Oh, excellent. Thank you very much, this works great!

Hmm, small issue. I’m trying to use this from inside Filemaker Pro 9 Advanced, and it’s giving me errors when I try to use the script, or compile it when pasting it into a “perform applescript” script step. The exact script I’m using is below, and it works perfectly when run from the script editor.

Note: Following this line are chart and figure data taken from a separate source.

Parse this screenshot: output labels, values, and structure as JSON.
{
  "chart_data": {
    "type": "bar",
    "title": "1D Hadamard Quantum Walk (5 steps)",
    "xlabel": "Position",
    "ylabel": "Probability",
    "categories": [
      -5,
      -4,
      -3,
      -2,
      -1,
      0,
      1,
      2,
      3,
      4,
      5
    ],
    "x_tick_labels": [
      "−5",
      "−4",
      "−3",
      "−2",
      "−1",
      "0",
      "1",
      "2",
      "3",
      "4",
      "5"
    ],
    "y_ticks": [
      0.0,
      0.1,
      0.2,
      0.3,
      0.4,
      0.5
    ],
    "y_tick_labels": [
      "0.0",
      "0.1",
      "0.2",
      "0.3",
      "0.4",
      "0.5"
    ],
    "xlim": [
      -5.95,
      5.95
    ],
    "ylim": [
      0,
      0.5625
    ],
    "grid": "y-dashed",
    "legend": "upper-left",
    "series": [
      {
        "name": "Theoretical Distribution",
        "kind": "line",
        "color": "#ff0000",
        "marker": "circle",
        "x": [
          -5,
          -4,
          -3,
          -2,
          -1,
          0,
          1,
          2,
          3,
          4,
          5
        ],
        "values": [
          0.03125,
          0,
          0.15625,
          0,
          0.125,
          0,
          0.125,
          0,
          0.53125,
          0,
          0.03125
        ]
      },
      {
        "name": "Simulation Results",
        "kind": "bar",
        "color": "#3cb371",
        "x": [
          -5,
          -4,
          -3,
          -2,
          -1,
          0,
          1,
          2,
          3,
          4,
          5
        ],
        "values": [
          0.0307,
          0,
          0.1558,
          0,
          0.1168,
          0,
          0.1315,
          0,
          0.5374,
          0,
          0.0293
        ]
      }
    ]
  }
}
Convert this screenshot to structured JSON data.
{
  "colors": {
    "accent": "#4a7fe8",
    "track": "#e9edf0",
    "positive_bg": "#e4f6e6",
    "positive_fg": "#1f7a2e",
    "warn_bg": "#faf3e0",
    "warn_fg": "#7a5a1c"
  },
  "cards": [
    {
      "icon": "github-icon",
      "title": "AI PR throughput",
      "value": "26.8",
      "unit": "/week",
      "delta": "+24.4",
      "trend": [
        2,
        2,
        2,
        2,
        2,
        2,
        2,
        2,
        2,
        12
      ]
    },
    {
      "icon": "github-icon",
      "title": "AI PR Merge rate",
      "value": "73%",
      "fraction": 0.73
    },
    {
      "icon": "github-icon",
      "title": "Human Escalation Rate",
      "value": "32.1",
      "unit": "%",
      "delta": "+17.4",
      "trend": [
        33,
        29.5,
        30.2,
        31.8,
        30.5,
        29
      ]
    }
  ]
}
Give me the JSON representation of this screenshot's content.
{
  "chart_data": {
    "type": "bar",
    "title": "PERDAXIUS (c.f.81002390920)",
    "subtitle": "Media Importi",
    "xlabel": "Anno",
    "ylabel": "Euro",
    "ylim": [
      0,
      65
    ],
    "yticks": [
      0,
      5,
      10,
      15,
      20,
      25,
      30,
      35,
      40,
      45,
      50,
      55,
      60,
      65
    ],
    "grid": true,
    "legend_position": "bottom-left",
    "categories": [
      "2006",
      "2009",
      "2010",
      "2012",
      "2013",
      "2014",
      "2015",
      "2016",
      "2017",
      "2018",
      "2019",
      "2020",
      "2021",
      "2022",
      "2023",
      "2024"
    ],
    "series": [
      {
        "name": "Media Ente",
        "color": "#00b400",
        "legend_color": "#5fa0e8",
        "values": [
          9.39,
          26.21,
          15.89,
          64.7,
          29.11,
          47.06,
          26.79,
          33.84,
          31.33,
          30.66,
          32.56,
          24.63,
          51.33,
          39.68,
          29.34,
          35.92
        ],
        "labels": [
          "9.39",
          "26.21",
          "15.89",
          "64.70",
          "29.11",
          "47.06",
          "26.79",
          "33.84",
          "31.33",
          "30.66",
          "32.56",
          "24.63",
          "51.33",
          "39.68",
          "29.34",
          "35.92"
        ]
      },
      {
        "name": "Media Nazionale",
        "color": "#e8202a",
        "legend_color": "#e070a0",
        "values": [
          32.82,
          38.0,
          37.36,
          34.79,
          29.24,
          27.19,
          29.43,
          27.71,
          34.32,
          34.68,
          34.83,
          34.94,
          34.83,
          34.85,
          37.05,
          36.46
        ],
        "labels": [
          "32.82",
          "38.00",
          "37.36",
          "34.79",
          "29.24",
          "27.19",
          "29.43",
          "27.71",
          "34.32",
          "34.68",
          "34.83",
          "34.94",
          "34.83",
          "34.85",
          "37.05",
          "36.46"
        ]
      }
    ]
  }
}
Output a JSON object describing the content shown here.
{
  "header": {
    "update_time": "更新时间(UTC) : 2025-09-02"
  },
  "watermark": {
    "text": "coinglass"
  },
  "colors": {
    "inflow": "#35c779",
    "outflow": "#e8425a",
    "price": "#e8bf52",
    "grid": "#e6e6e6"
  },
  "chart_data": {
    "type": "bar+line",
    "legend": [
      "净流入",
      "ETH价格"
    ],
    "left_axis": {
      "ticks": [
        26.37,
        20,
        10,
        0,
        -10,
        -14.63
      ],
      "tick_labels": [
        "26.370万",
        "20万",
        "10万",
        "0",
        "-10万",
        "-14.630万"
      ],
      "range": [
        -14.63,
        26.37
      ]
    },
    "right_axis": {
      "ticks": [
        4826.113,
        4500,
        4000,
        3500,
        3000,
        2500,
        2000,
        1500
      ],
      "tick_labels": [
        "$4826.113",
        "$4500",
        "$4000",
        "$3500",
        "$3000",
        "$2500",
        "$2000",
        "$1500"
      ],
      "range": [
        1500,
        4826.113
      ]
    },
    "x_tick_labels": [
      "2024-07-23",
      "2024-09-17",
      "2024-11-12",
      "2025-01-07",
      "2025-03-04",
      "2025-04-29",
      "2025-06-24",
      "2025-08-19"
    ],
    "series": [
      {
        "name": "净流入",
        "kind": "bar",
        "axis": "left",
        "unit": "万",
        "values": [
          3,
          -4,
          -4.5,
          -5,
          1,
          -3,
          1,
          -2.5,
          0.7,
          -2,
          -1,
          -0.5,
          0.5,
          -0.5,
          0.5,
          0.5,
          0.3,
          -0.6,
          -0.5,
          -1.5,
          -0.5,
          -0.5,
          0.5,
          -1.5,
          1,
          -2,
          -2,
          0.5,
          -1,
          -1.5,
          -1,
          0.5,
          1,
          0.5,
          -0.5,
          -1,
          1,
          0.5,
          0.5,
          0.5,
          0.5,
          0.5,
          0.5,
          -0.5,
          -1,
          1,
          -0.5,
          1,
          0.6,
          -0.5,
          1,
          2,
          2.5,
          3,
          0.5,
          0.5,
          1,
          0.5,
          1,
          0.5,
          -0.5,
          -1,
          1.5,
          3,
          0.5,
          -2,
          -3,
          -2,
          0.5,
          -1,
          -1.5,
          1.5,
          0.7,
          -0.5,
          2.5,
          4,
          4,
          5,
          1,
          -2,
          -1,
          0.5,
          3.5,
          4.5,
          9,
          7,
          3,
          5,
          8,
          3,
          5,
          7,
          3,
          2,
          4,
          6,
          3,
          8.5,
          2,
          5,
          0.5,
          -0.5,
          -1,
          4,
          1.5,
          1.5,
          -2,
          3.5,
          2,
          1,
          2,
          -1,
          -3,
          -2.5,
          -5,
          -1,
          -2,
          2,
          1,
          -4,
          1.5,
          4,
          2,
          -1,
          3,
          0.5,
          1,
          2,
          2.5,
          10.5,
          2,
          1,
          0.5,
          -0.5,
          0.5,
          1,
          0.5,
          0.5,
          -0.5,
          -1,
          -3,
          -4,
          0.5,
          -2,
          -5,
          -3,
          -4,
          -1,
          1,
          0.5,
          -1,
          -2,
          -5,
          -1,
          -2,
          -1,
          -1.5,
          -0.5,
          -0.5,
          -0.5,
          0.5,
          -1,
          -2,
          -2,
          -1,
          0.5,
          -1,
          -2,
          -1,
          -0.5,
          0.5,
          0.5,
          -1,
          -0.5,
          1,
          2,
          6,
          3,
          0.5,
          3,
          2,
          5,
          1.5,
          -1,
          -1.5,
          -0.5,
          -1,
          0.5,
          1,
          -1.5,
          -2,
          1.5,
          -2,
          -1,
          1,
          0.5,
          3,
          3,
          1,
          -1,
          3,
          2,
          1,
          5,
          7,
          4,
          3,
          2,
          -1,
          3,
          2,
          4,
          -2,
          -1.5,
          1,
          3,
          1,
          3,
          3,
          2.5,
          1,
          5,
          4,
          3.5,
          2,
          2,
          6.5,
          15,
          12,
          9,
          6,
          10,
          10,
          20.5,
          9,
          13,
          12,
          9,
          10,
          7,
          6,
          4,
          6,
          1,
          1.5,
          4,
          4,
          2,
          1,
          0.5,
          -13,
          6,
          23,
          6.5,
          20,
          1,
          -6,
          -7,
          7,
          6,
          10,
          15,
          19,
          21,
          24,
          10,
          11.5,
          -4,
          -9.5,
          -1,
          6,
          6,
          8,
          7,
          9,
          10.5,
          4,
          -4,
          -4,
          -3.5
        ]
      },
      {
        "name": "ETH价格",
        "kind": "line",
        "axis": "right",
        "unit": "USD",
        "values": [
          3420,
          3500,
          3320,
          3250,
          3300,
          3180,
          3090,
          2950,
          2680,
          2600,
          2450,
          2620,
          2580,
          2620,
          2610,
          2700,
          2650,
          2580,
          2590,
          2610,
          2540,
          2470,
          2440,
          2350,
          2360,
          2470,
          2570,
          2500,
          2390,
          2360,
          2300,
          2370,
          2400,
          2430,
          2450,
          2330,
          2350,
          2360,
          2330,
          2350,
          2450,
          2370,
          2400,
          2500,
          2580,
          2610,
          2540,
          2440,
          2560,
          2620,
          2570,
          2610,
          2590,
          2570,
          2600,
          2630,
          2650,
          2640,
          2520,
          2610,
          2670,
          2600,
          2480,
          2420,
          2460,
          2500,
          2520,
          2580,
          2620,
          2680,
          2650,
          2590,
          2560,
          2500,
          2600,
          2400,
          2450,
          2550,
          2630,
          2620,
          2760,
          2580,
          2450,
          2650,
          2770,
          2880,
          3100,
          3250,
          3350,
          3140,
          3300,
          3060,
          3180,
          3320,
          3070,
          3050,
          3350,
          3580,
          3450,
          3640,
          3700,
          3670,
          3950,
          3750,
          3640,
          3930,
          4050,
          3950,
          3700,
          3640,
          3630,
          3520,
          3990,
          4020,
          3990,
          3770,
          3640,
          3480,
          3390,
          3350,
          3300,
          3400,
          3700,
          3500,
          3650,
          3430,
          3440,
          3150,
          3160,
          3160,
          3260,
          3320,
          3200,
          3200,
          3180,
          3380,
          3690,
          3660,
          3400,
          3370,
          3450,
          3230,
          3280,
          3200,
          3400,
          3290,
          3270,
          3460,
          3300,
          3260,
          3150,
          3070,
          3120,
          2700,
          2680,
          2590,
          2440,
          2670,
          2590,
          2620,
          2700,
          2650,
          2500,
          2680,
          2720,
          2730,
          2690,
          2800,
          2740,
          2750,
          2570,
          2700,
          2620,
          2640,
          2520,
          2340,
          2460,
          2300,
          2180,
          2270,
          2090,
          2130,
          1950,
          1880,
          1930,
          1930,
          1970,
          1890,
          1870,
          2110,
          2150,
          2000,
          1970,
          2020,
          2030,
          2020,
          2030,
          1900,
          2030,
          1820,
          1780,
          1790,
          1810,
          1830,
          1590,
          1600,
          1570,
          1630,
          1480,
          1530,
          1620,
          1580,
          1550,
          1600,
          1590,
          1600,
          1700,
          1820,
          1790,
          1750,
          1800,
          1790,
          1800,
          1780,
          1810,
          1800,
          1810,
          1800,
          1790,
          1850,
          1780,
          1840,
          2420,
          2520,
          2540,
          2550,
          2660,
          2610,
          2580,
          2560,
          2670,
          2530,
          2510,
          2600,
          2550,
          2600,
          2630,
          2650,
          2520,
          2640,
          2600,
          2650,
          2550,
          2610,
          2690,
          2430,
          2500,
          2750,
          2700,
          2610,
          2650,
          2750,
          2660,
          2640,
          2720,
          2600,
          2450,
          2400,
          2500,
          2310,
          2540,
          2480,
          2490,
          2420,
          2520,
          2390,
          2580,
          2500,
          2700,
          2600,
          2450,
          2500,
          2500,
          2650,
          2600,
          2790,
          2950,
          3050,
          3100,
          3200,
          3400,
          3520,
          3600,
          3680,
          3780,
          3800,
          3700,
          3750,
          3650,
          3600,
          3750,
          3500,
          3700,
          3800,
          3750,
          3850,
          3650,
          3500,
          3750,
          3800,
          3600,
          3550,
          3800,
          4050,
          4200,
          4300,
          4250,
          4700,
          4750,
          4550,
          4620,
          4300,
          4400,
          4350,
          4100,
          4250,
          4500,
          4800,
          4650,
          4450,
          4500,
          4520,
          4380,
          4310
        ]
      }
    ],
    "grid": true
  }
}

However, it refuses to compile in FMpro, showing “Expected end of line, found identifier” at the word “theText” in “write theText to ff”. If I comment this line out, it then complains about the word “file” in “set theText to paragraphs of (read file temp as Unicode text)”. Is there anything about the script that would make Filemaker refuse to work with it even though it fundamentally works?

property sampleText : true -- set to false to read an example from epguides.com
set temp to ((path to temporary items as Unicode text) & "html_test.txt")
set Ptemp to quoted form of POSIX path of temp
if sampleText then
	-- either create a sample text file
	set theText to "Got some great new manga for you today, with the gorgeous<a href='/search/mogudan'>Brave Soul</a> artist Mogudan. "
	set ff to open for access file temp with write permission
	write theText to ff
	close access ff
else
	-- or read a web page with curl
	do shell script "curl http://epguides.com/ATeam/ -o " & Ptemp
end if
-- convert html to txt
do shell script "textutil -format html -inputencoding iso-8859-1 -convert txt -encoding UTF-16 " & Ptemp
set theText to paragraphs of (read file temp as Unicode text)
do shell script "rm " & Ptemp -- delete tempfile
try
	set the clipboard to (theText) as string
on error errMsg
	display dialog errMsg
end try

You were on the right track. All you were missing was the else clause added below. This implementation assumes that you don’t care if individual less than and greater than signs (not part of HTML tags) are stripped out as well.

set theText to "Rio Yamasaki stars in this new release. Great for fans of <a href=\"/search/glasss_girl\">meganekko</a>."
my stripHTML(theText)

on stripHTML(theText)
	set newText to ""
	set {oldDelim, AppleScript's text item delimiters} to {AppleScript's text item delimiters, "<"}
	set theText to text items of theText
	set AppleScript's text item delimiters to ">"
	repeat with anItem in theText
		set newList to text items of anItem
		if (count newList) > 1 then
			set newText to newText & text item 2 of newList
		else
			set newText to newText & anItem
		end if
	end repeat
	set AppleScript's text item delimiters to oldDelim
	newText
end stripHTML

Excellent, thanks very much for the tip! Works great!